# What is the name of the compound with 77.3% silver, 7.4% phosphorous and 15.3% oxygen?

Jan 8, 2017

$\text{Silver phosphate}$, $A {g}_{3} P {O}_{4}$.

#### Explanation:

As with all of these problems, we assume there are $100 \cdot g$ of compound, and proceeed on this basis to derive the empirical formula by calculating the individual molar quantites. And given $100 \cdot g$ of stuff, there are:

$\text{Moles of silver} = \frac{77.3 \cdot g}{107.9 \cdot g \cdot m o {l}^{-} 1} = 0.716 \cdot m o l$

$\text{Moles of phosphorus} = \frac{7.4 \cdot g}{31.00 \cdot g \cdot m o {l}^{-} 1} = 0.239 \cdot m o l$

$\text{Moles of oxygen} = \frac{15.3 \cdot g}{16.00 \cdot g \cdot m o {l}^{-} 1} = 0.956 \cdot m o l$

For each element we have divided by the atomic mass of the given element to give a molar quantity of that element.

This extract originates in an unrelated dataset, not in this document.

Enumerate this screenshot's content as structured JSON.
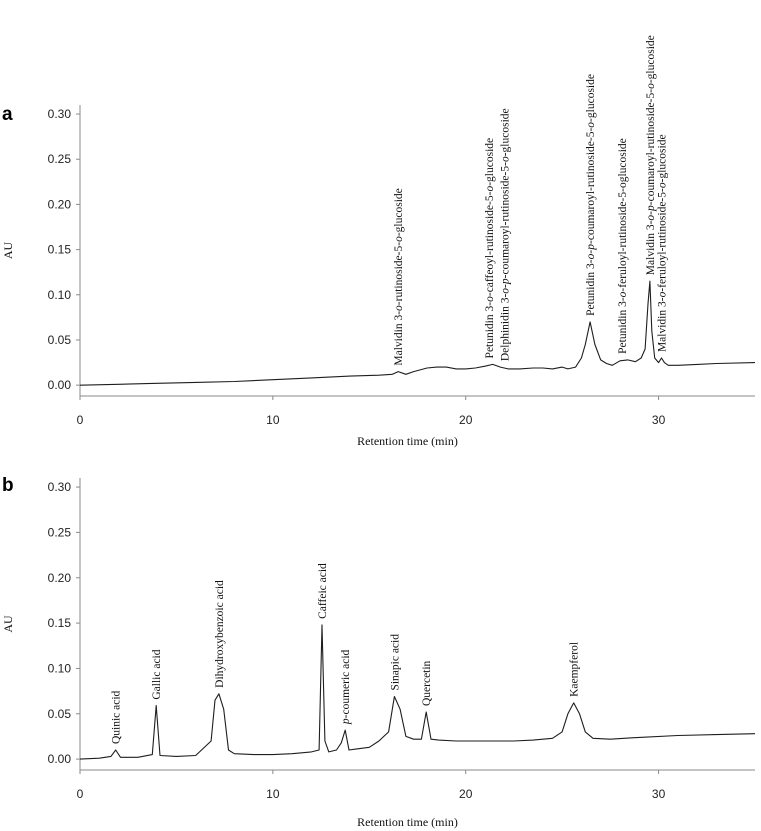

We now divide thru by the SMALLEST molar quantity, that of phosphorus:

$\text{Equivs of silver}$ $=$ $\frac{0.716 \cdot m o l}{0.239 \cdot m o l}$ $=$ $3$

$\text{Equivs of phosphorus}$ $=$ $\frac{0.239 \cdot m o l}{0.239 \cdot m o l}$ $=$ $1$

$\text{Equivs of oxygen}$ $=$ $\frac{0.956 \cdot m o l}{0.239 \cdot m o l}$ $=$ $4$

And thus the empirical formula, the simplest whole number ratio representing equivalent quantities in a species is:

$A {g}_{3} P {O}_{4}$